WASHINGTON Downwind cancer victims of atomic testing who qualify for federal compensation may soon receive IOUs instead of money, due in part to changes enacted by Sen. Orrin Hatch, R-Utah.
Hatch in 2000 added more illnesses to the list of what qualifies for payments and made applications easier to file and claims easier to prove. The result is far more people are filing claims than expected.
Funding that Congress approved in 2001 was expected to cover all claims for 10 years. But shortfalls are expected to begin this year and last through 2007 unless Congress fixes the problem, according to a report issued Tuesday by the U.S. General Accounting Office, a research arm of Congress.
In 1990, Congress passed the Radiation Exposure Compensation Act (RECA) to pay downwinders in some areas primarily southern Utah who contracted some types of cancer $50,000 in compensation.
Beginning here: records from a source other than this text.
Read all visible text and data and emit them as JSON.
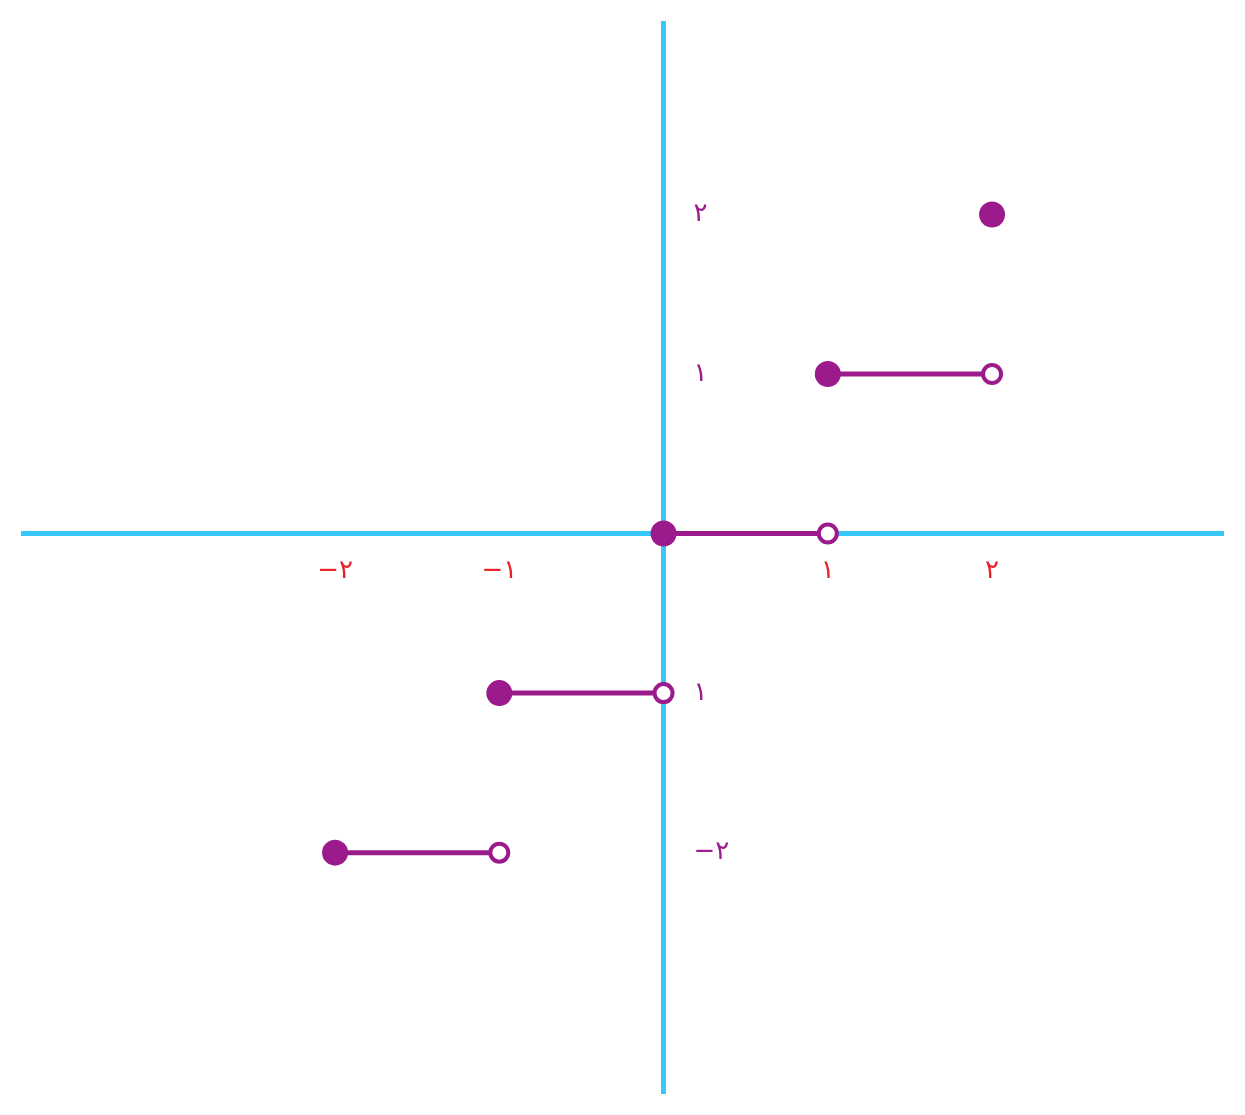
{
  "chart_data": {
    "type": "line",
    "xlim": [
      -3.9,
      3.4
    ],
    "ylim": [
      -3.5,
      3.2
    ],
    "xticks": [
      {
        "value": -2,
        "label": "−۲"
      },
      {
        "value": -1,
        "label": "−۱"
      },
      {
        "value": 1,
        "label": "۱"
      },
      {
        "value": 2,
        "label": "۲"
      }
    ],
    "yticks": [
      {
        "value": -2,
        "label": "−۲"
      },
      {
        "value": -1,
        "label": "۱"
      },
      {
        "value": 1,
        "label": "۱"
      },
      {
        "value": 2,
        "label": "۲"
      }
    ],
    "grid": false,
    "legend": false,
    "marker": "circle",
    "line_style": "solid",
    "series": [
      {
        "color": "#9b1a8c",
        "x": [
          -2,
          -1
        ],
        "values": [
          -2,
          -2
        ]
      },
      {
        "color": "#9b1a8c",
        "x": [
          -1,
          0
        ],
        "values": [
          -1,
          -1
        ]
      },
      {
        "color": "#9b1a8c",
        "x": [
          0,
          1
        ],
        "values": [
          0,
          0
        ]
      },
      {
        "color": "#9b1a8c",
        "x": [
          1,
          2
        ],
        "values": [
          1,
          1
        ]
      },
      {
        "color": "#9b1a8c",
        "x": [
          2
        ],
        "values": [
          2
        ]
      }
    ]
  }
}
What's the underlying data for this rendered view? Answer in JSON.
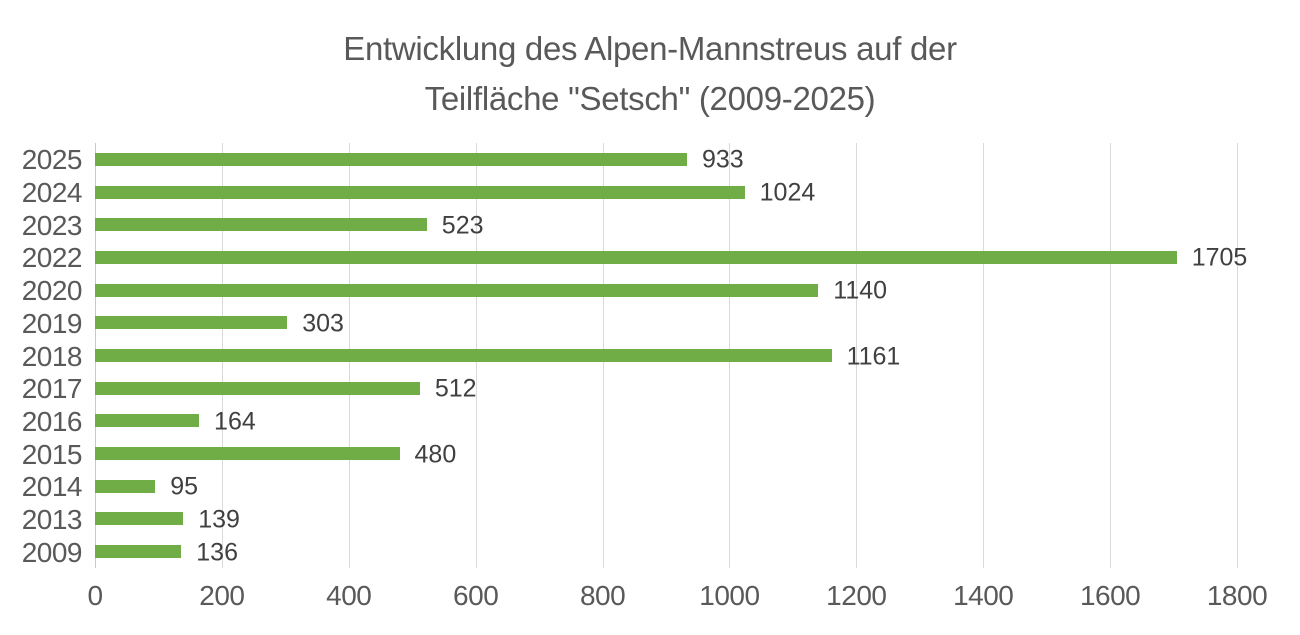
{
  "chart_data": {
    "type": "bar",
    "orientation": "horizontal",
    "title_line1": "Entwicklung des Alpen-Mannstreus auf der",
    "title_line2": "Teilfläche \"Setsch\" (2009-2025)",
    "categories": [
      "2025",
      "2024",
      "2023",
      "2022",
      "2020",
      "2019",
      "2018",
      "2017",
      "2016",
      "2015",
      "2014",
      "2013",
      "2009"
    ],
    "values": [
      933,
      1024,
      523,
      1705,
      1140,
      303,
      1161,
      512,
      164,
      480,
      95,
      139,
      136
    ],
    "data_labels_shown": true,
    "xlabel": "",
    "ylabel": "",
    "xlim": [
      0,
      1800
    ],
    "xticks": [
      0,
      200,
      400,
      600,
      800,
      1000,
      1200,
      1400,
      1600,
      1800
    ],
    "grid": true,
    "legend": false,
    "colors": {
      "bar": "#70AD47",
      "gridline": "#D9D9D9",
      "axis_line": "#C9C9C9",
      "title_text": "#595959",
      "axis_text": "#595959",
      "value_label_text": "#404040"
    }
  }
}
And to pay uranium miners, who were never told of radiation danger known by the government, $100,000 (an amount later amended to $150,000).
After a Deseret News series showed that the law had serious problems often denying claims because people had the "wrong" type of cancer or lived a few miles in the "wrong" direction or at the "wrong" time and made proving claims difficult, Hatch enacted amendments in 2000 to solve some of those problems.
Initially, so many extra people filed claims that the compensation fund ran out of money in 2000 and 2001. Congress had to appropriate $84 million in 2001 to cover IOUs.
In an effort to prevent IOUs from ever being sent again, Congress in the 2001 Defense Appropriations Act set aside $655 million over 10 years to cover such claims. It figured that would be more than sufficient. The GAO says it isn't, at least not with the varying year-to-year limits Congress included.
For example, the law allowed the Justice Department to spend up to $172 million on compensation payments in 2002. It used every cent and barely covered the claims approved.
This year, the law allows the Justice Department to spend up to $143 million on claims. The GAO figures that will fall short by $44 million.
It expects another $21 million shortfall in 2004, a $22 million shortfall in 2005, a $9 million shortfall in 2006 and a $5 million shortfall in 2007.